Hello,
Although I feel capable enough to solve this, for some reason my answer is quite different than the actual answer to the point that I wonder if the official answer could be wrong.
Consider circle c with line BD through the center of the circle A and with B and D on c. Consider point D so that BD = 2, ∟DBC = 15 degrees and ∟DCB = 45 degrees.
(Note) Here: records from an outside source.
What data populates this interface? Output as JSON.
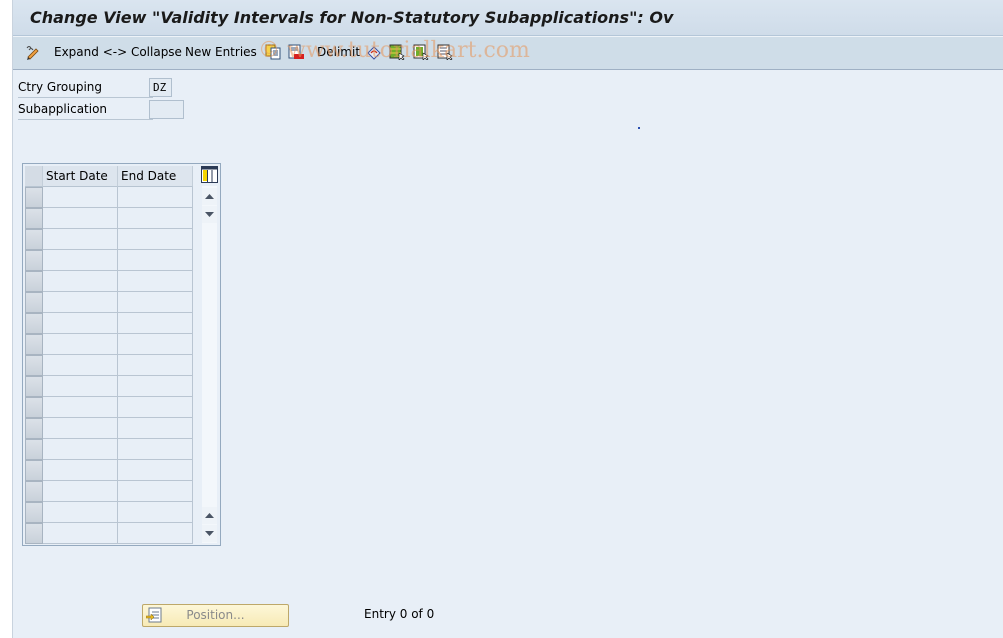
{
  "window": {
    "title": "Change View \"Validity Intervals for Non-Statutory Subapplications\": Ov"
  },
  "toolbar": {
    "items": [
      {
        "icon": "edit-pencil-icon",
        "label": ""
      },
      {
        "label": "Expand <-> Collapse"
      },
      {
        "label": "New Entries"
      },
      {
        "icon": "copy-as-icon"
      },
      {
        "icon": "delete-icon"
      },
      {
        "label": "Delimit"
      },
      {
        "icon": "undo-change-icon"
      },
      {
        "icon": "select-all-icon"
      },
      {
        "icon": "select-block-icon"
      },
      {
        "icon": "deselect-all-icon"
      }
    ],
    "expand_collapse_label": "Expand <-> Collapse",
    "new_entries_label": "New Entries",
    "delimit_label": "Delimit",
    "watermark": "© www.tutorialkart.com"
  },
  "fields": {
    "ctry_grouping": {
      "label": "Ctry Grouping",
      "value": "DZ"
    },
    "subapplication": {
      "label": "Subapplication",
      "value": ""
    }
  },
  "table": {
    "columns": [
      "Start Date",
      "End Date"
    ],
    "rows": [
      [
        "",
        ""
      ],
      [
        "",
        ""
      ],
      [
        "",
        ""
      ],
      [
        "",
        ""
      ],
      [
        "",
        ""
      ],
      [
        "",
        ""
      ],
      [
        "",
        ""
      ],
      [
        "",
        ""
      ],
      [
        "",
        ""
      ],
      [
        "",
        ""
      ],
      [
        "",
        ""
      ],
      [
        "",
        ""
      ],
      [
        "",
        ""
      ],
      [
        "",
        ""
      ],
      [
        "",
        ""
      ],
      [
        "",
        ""
      ],
      [
        "",
        ""
      ]
    ]
  },
  "footer": {
    "position_button_label": "Position...",
    "entry_info": "Entry 0 of 0"
  }
}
What is the area of circle c?
Attempt:
Code
Draw line DQ so that Q is perpendicular to BC. Now CDQ forms an isosceles right triangle with sides CQ and DQ. QD = QC
Furthermore, using triangle BQD, we find that Sin(15) = QD / 2 --> QD = 2 Sin 15 = 1 = QC
Next, we find BQ = 2 Cos 15 = 2 * 1/2 Sqrt(3) = Sqrt(3)
BC = 2R = Sqrt(3) + 1
R = 1/2 Sqrt(3) + 1/2
Area = Pi*R^2 = Pi*(1/4 * 3 + 1/4 + 2* 1/2 Sqrt(3)* 1/2) = Pi (1 + 1/2 Sqrt(3))
According to the official answer, the area equals 3/2 * Pi. I cannot for the life of me find what I've done wrong and am considering the possibility that I am not at fault ._.